The Peacemaking Circle is a dialog process combining ancient wisdom about living in community with modern understandings about complex multicultural societies. The process is used for holding difficult conversations and for strengthening relationships within a group. This course will provide experience in the Peacemaking Circle process as well as an understanding of the foundational values and key structural elements of the process. Participants will learn to design and conduct Peacemaking Circles.

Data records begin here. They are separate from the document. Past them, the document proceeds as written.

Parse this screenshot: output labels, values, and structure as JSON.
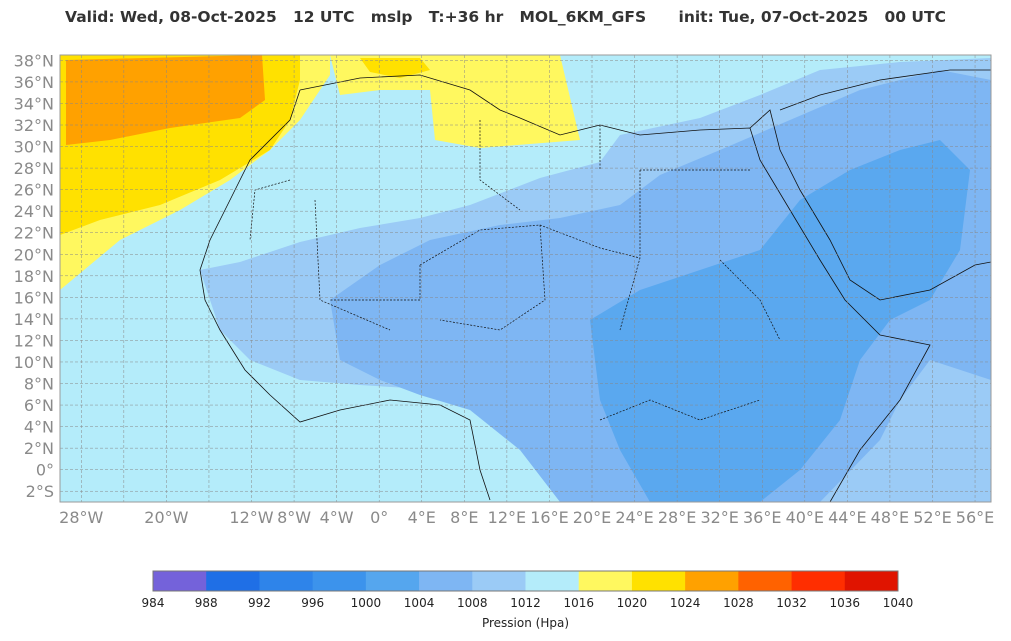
{
  "header": {
    "valid": "Valid: Wed, 08-Oct-2025",
    "hour": "12 UTC",
    "param": "mslp",
    "step": "T:+36 hr",
    "model": "MOL_6KM_GFS",
    "init": "init: Tue, 07-Oct-2025",
    "init_hour": "00 UTC"
  },
  "map": {
    "lat_labels": [
      "38°N",
      "36°N",
      "34°N",
      "32°N",
      "30°N",
      "28°N",
      "26°N",
      "24°N",
      "22°N",
      "20°N",
      "18°N",
      "16°N",
      "14°N",
      "12°N",
      "10°N",
      "8°N",
      "6°N",
      "4°N",
      "2°N",
      "0°",
      "2°S"
    ],
    "lon_labels": [
      "28°W",
      "20°W",
      "12°W",
      "8°W",
      "4°W",
      "0°",
      "4°E",
      "8°E",
      "12°E",
      "16°E",
      "20°E",
      "24°E",
      "28°E",
      "32°E",
      "36°E",
      "40°E",
      "44°E",
      "48°E",
      "52°E",
      "56°E"
    ],
    "lat_range": [
      -3,
      38.5
    ],
    "lon_range": [
      -30,
      57.5
    ]
  },
  "colorbar": {
    "title": "Pression (Hpa)",
    "ticks": [
      "984",
      "988",
      "992",
      "996",
      "1000",
      "1004",
      "1008",
      "1012",
      "1016",
      "1020",
      "1024",
      "1028",
      "1032",
      "1036",
      "1040"
    ],
    "colors": [
      "#7462da",
      "#1f6fe6",
      "#2e84ea",
      "#3c93ec",
      "#55a6ee",
      "#7eb6f3",
      "#9bcbf6",
      "#b4ecfa",
      "#fff85f",
      "#ffe100",
      "#ffa100",
      "#ff6200",
      "#ff2e00",
      "#e01400"
    ]
  }
}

Respectful dialogue across significant differences in life experience and perspective is one of the most pressing needs of our time. The Peacemaking Circle process offers a highly accessible and flexible approach for discussion of the most fraught topics. In this time of highly polarized public conversations, people are coming together in Circles to talk about the most difficult issues – police/community relations, childhood sexual abuse, racial inequities, crime and violence, historical trauma, European unity – in a way that maintains respect and nurtures understanding of one another.

 

Beyond helping people recognize and honor differences, the Peacemaking Circle process allows people to recognize common ground and shared values. Circles build strong, healthy relationships in a group of people – giving everyone a voice, honoring the importance of each member of a community, and creating a sense of belonging for everyone.

 

This course will explore the values and philosophy that provide the foundation of the Peacemaking Circle process, acknowledging its indigenous origins. It will also analyze the structure of the Peacemaking Circle process and describe a variety of types of Circles. The course will provide examples of the use of the process in schools, families, social services, faith communities, workplaces, neighborhoods, and the justice system. Participants will learn to design and conduct Peacemaking Circles for community building, conflict resolution and increasing commitment to the common good. Both philosophy and practice will be addressed. The course will be conducted in the Peacemaking Circle format and will be highly interactive, using the life experiences of all the participants as a teaching resource. Special attention will be given to the role of the facilitator and the key skills of Circle facilitation.

 

This course is being offered for training and for academic credit. The syllabus details the number of credits hours and associated course requirements.